Recovering old vineyards

I would couple Vadio and Giz as modernist and stylish Baga using different approaches. “My mission is to recover old vineyards,” remarks Luis Gomes who established Giz in 2015. “Old vines reach maturity with lower alcohol than newer selections.” Luis makes three harvests to produce sparkling, rose, and in late September for red, which he totally de-stems and ages in 500 liter barrels, of which 50% is new for the notably perfumed, single-vineyard Vinha das Cavaleiras. The 2018 shows austerity, chalkiness, tension, and taffeta tannin polished with a lick of oak. 2021 Vinha Velha is racy, crisp, and saline made of several parcels in 20% new oak.
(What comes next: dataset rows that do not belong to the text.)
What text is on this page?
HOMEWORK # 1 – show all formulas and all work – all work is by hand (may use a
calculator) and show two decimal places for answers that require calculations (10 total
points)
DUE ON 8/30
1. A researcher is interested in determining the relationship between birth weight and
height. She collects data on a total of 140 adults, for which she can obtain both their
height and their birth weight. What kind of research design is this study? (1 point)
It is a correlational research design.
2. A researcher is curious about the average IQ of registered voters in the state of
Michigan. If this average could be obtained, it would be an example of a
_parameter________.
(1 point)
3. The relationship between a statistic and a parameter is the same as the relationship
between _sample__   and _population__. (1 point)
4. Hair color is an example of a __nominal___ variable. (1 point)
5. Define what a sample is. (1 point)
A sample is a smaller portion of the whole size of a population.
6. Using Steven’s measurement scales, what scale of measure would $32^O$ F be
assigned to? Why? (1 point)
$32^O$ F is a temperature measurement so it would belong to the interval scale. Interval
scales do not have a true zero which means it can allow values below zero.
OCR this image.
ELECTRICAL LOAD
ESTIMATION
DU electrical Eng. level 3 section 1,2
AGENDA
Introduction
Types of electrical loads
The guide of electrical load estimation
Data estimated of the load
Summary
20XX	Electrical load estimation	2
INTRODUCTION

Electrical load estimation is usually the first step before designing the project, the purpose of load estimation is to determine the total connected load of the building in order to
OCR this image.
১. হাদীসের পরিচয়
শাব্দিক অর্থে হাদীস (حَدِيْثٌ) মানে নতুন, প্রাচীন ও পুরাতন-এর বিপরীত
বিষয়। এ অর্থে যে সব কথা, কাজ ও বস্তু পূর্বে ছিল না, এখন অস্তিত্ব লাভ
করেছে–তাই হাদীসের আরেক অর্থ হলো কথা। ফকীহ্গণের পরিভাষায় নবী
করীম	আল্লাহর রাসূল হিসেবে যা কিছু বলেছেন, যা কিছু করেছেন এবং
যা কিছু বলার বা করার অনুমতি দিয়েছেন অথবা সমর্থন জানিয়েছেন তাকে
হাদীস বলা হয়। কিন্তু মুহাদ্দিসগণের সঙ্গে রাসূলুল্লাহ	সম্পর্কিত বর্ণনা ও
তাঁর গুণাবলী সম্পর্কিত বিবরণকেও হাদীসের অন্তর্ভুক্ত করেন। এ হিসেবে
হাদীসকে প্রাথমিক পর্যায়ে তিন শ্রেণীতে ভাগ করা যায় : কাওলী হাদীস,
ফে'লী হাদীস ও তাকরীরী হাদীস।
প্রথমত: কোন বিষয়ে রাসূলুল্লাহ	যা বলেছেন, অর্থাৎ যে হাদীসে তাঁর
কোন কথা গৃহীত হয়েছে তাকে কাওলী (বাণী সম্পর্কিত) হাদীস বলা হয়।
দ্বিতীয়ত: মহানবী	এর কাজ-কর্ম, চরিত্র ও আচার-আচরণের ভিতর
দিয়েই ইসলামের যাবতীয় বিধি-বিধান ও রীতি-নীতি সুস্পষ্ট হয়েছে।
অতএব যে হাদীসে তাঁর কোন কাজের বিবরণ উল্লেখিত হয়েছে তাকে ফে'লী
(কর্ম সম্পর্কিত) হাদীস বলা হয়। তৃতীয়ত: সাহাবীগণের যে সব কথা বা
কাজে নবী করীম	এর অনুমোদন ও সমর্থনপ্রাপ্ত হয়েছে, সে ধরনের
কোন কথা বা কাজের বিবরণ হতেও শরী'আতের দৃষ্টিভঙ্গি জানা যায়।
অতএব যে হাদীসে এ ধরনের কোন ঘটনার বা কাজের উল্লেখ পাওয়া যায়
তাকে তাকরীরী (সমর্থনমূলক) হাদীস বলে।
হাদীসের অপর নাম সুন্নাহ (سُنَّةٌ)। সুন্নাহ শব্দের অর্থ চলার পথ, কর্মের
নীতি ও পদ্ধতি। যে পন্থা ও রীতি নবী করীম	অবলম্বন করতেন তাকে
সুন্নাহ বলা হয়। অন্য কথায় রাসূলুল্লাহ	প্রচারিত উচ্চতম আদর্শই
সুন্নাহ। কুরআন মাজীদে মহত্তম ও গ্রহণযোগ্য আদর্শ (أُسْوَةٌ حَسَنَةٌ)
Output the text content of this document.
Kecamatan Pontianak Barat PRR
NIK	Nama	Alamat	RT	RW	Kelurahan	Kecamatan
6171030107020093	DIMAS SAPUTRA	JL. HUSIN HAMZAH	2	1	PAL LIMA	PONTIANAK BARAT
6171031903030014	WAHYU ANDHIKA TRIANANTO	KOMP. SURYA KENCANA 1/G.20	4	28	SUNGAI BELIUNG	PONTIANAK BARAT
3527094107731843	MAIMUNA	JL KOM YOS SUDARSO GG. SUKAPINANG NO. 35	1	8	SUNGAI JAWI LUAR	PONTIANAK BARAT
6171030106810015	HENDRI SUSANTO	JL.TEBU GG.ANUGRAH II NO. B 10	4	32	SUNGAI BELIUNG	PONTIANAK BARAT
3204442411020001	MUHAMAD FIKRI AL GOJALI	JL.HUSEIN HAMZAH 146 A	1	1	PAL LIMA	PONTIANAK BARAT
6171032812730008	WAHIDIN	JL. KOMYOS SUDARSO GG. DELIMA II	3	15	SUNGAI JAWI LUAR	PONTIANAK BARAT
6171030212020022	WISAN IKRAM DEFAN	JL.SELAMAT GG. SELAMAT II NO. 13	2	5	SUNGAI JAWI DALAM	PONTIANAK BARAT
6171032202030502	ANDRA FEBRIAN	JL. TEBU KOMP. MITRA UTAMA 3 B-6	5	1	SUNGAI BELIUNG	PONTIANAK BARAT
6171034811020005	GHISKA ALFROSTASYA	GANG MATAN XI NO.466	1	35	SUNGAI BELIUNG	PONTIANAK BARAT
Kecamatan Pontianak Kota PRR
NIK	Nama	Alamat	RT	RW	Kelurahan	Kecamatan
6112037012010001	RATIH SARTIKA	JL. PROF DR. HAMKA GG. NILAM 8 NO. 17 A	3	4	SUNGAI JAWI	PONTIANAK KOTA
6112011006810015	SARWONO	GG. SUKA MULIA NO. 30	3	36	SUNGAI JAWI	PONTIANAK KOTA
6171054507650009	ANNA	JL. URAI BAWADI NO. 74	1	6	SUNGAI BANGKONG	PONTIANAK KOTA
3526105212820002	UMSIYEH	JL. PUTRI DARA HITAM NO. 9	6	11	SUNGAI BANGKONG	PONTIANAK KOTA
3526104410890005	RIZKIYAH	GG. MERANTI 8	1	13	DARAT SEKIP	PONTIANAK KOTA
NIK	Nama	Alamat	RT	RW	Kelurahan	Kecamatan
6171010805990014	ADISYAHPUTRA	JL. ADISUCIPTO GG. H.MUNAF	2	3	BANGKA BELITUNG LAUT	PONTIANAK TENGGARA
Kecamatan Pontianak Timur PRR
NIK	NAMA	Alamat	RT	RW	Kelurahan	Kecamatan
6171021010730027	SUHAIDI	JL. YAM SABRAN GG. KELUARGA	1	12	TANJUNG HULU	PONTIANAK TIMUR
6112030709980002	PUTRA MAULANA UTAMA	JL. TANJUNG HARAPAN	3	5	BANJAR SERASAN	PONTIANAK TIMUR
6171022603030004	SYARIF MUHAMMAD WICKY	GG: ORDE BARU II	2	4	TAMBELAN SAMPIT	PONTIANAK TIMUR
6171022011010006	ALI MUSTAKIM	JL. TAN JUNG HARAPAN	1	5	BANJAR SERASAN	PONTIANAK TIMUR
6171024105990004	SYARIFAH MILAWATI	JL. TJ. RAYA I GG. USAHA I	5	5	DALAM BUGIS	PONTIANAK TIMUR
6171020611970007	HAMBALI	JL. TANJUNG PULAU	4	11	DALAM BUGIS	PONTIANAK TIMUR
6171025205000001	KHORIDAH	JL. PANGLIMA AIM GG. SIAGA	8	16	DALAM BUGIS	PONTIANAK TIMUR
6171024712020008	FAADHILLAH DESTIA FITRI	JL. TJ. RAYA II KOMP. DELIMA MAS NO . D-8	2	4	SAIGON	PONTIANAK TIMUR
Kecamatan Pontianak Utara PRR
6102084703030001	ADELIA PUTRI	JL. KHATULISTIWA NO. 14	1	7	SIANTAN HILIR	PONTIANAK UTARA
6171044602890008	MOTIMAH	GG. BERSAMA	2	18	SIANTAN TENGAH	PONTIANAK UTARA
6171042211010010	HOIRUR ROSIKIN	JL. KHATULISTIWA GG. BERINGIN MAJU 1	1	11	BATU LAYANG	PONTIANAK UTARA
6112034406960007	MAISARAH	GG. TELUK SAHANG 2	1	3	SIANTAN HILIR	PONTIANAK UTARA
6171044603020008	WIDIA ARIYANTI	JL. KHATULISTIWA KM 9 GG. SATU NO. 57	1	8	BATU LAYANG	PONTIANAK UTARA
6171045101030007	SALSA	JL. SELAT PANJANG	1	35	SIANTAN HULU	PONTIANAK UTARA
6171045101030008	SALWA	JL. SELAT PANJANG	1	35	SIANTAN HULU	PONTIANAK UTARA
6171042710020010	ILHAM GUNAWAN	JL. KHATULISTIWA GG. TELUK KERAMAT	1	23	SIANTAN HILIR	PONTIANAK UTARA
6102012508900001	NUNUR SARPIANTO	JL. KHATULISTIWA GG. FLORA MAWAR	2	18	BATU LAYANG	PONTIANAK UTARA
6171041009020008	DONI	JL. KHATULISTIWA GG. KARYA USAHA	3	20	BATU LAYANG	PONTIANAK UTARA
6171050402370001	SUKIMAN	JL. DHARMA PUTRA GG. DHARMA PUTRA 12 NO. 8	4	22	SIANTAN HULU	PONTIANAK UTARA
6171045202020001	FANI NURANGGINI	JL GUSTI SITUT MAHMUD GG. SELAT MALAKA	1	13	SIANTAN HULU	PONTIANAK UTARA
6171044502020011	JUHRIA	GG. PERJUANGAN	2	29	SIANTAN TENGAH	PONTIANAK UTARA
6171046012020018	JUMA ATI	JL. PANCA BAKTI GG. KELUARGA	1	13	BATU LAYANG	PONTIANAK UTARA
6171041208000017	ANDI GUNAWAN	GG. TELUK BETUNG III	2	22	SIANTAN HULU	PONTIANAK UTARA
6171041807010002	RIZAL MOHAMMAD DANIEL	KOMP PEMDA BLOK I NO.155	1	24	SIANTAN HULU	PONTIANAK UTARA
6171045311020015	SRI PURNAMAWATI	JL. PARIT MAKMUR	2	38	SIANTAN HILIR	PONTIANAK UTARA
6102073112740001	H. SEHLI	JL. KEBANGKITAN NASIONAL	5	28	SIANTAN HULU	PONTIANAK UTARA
We visited the charming Loiseira parcel off the beaten track surrounded by pine and eucalyptus, olives trees, and bees hives.

Luis Patrão (Vadio) shares Gomes’s passion for biodiversity, but not for old vines. Using material from Luis Pato, from 2005 he has replaced old vines on 27 parcels over 10ha (25 acres) in Val Dom Pedro, dotted with limestone quarries, where he is the sole grower-producer. Cordon is used for yield control and VSP rows are worked by tractor. Recent vintages have a light, sleek modern feel. From 2012 he has used 50% whole bunch, remontage, and older 500 liter barrels for ageing. Baga from his classic range (20 parcels) is pretty, pure, and crisp, while Rexarte 2017, from a single vineyard on a northerly incline, is fluid and elegant. As the vines age the length and intensity of his wines will increase.

The most balletic expression of Baga comes from Douro producer Dirk Niepoort who fell in love with Filipa Pato’s vineyards and the idea of making Baga when she asked for help making fortified wine.“I’ve never cared for young vineyards and I don’t care a shit about phenolic ripeness (sorry I asked). My obsession is acidity.” Poeirinho vineyard is not lacking: the Poeirinho 22 is bright, fluid, and linear, the 2021 light, super crisp, and pure. Niepoort says he’s “inspired by Barbaressco” for the Garrafeira 2018, which is silky, salty, precise, and tense, while the single-vineyard Lote D is super sapid. I love the translucency to limestone in Dirk’s wine. And as Filipa Pato remarks, “It’s thanks to Baga we have this connection to the terroir.”